Whatever its results, the manhunt remains at the center of Bush's war. He mentions little else, save the Taliban's expulsion from power, when describing progress against al Qaeda. According to people who have briefed him, Bush still marks changes by hand on a copy of the HVT list.
"This is a conversation he's been having every day, more or less, with his senior advisers since September 11th," Falkenrath said. It covers "the same people, over and over again." ...
The formal White House strategy for combating terrorism says that the United States will "use every instrument of national power -- diplomatic, economic, law enforcement, financial, information, intelligence, and military" to triumph. A central criticism in the Sept. 11 commission's report is that the efforts at nonmilitary suasion overseas lack funding, energy from top leaders and what the commission's executive director, Philip D. Zelikow, called "gravitas."
Most officials interviewed said Bush has not devised an answer to a problem then-CIA Director George J. Tenet identified publicly on Feb. 11, 2003 -- "the numbers of societies and peoples excluded from the benefits of an expanding global economy, where the daily lot is hunger, disease, and displacement -- and that produce large populations of disaffected youth who are prime recruits for our extremist foes."

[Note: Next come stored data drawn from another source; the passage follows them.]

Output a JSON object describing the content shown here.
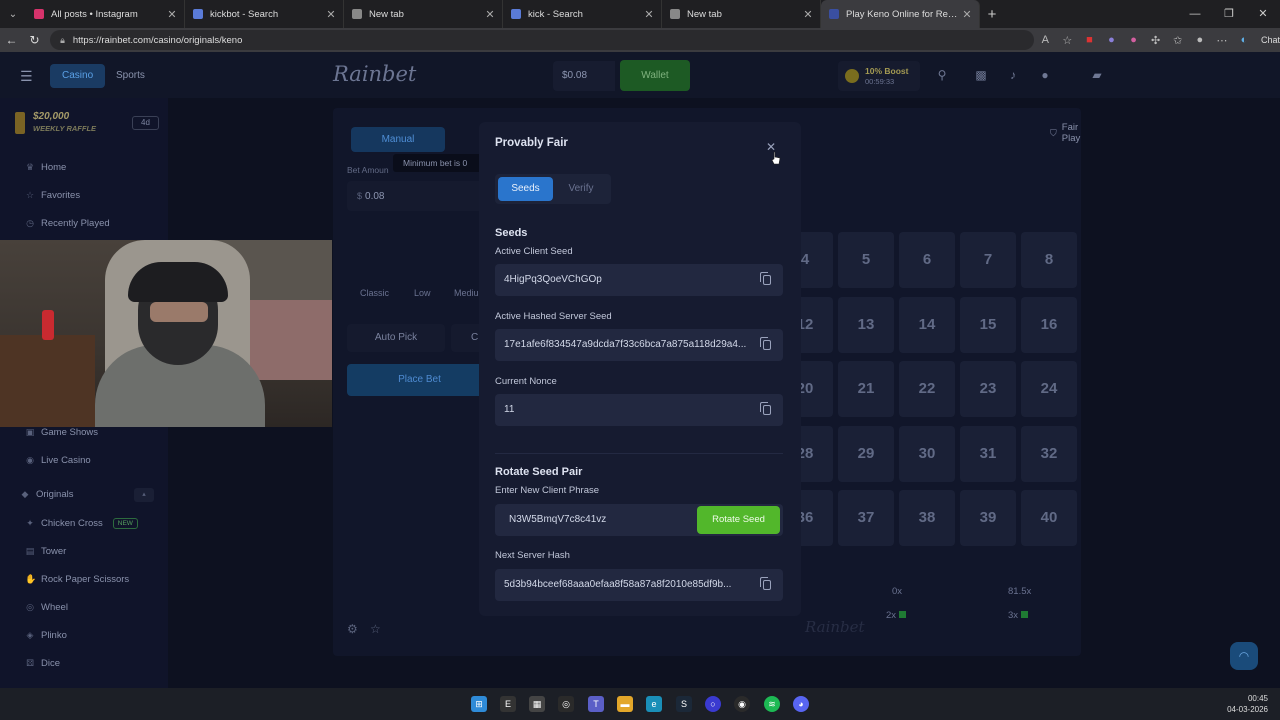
{
  "browser": {
    "tabs": [
      {
        "label": "All posts • Instagram",
        "color": "#d6336c"
      },
      {
        "label": "kickbot - Search",
        "color": "#5a7bd8"
      },
      {
        "label": "New tab",
        "color": "#888888"
      },
      {
        "label": "kick - Search",
        "color": "#5a7bd8"
      },
      {
        "label": "New tab",
        "color": "#888888"
      },
      {
        "label": "Play Keno Online for Real Money",
        "color": "#3a4fa0"
      }
    ],
    "url": "https://rainbet.com/casino/originals/keno",
    "copilot_label": "Chat"
  },
  "site": {
    "nav": {
      "casino": "Casino",
      "sports": "Sports",
      "logo": "Rainbet",
      "balance": "$0.08",
      "wallet": "Wallet",
      "boost_title": "10% Boost",
      "boost_timer": "00:59:33"
    },
    "sidebar": {
      "raffle_amount": "$20,000",
      "raffle_label": "WEEKLY RAFFLE",
      "raffle_badge": "4d",
      "items": [
        {
          "label": "Home",
          "icon": "♛"
        },
        {
          "label": "Favorites",
          "icon": "☆"
        },
        {
          "label": "Recently Played",
          "icon": "◷"
        },
        {
          "label": "Game Shows",
          "icon": "▣"
        },
        {
          "label": "Live Casino",
          "icon": "◉"
        },
        {
          "label": "Originals",
          "icon": "◆"
        },
        {
          "label": "Chicken Cross",
          "icon": "✦",
          "badge": "NEW"
        },
        {
          "label": "Tower",
          "icon": "▤"
        },
        {
          "label": "Rock Paper Scissors",
          "icon": "✋"
        },
        {
          "label": "Wheel",
          "icon": "◎"
        },
        {
          "label": "Plinko",
          "icon": "◈"
        },
        {
          "label": "Dice",
          "icon": "⚄"
        }
      ]
    },
    "game": {
      "manual": "Manual",
      "bet_amount_label": "Bet Amoun",
      "tooltip": "Minimum bet is 0",
      "bet_value": "0.08",
      "currency": "$",
      "risk": [
        "Classic",
        "Low",
        "Mediu"
      ],
      "auto_pick": "Auto Pick",
      "clear": "C",
      "place_bet": "Place Bet",
      "fair_play": "Fair Play",
      "tiles": [
        [
          "4",
          "5",
          "6",
          "7",
          "8"
        ],
        [
          "12",
          "13",
          "14",
          "15",
          "16"
        ],
        [
          "20",
          "21",
          "22",
          "23",
          "24"
        ],
        [
          "28",
          "29",
          "30",
          "31",
          "32"
        ],
        [
          "36",
          "37",
          "38",
          "39",
          "40"
        ]
      ],
      "payouts": [
        "0x",
        "81.5x",
        "2x",
        "3x"
      ],
      "footer_logo": "Rainbet"
    },
    "modal": {
      "title": "Provably Fair",
      "tab_seeds": "Seeds",
      "tab_verify": "Verify",
      "section_seeds": "Seeds",
      "active_client_seed_label": "Active Client Seed",
      "active_client_seed": "4HigPq3QoeVChGOp",
      "active_hashed_server_seed_label": "Active Hashed Server Seed",
      "active_hashed_server_seed": "17e1afe6f834547a9dcda7f33c6bca7a875a118d29a4...",
      "current_nonce_label": "Current Nonce",
      "current_nonce": "11",
      "rotate_section": "Rotate Seed Pair",
      "new_client_phrase_label": "Enter New Client Phrase",
      "new_client_phrase": "N3W5BmqV7c8c41vz",
      "rotate_button": "Rotate Seed",
      "next_server_hash_label": "Next Server Hash",
      "next_server_hash": "5d3b94bceef68aaa0efaa8f58a87a8f2010e85df9b..."
    }
  },
  "taskbar": {
    "time": "00:45",
    "date": "04-03-2026"
  }
}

The president and his most influential advisers, many officials said, do not see those factors -- or U.S. policy overseas -- as primary contributors to the terrorism threat. Bush's explanation, in private and public, is that terrorists hate America for its freedom.
Update: Hilzoy at Obsidian Wings is equally mystified by the the Bush administration's lack of concern for possibility that there might be more terrorists where that come from. And regrettably takes my post title as well. Curses.
Also, Yglesias at TAPPED: "One of the more curious lines I've heard trotted out in recent months is that while George W. Bush's policy implementation may be bad, he has a good understanding of so-called "grand strategy," the big-picture issues, and John Kerry does not. The Post, by adopting the novel expedient of relying on the grand strategy that exists in the orders given to the people operationally responsible for conducting the war on terrorism rather than the grand strategy that exists in the orders given to the White House speechwriting staff, reveals that this is entirely wrong."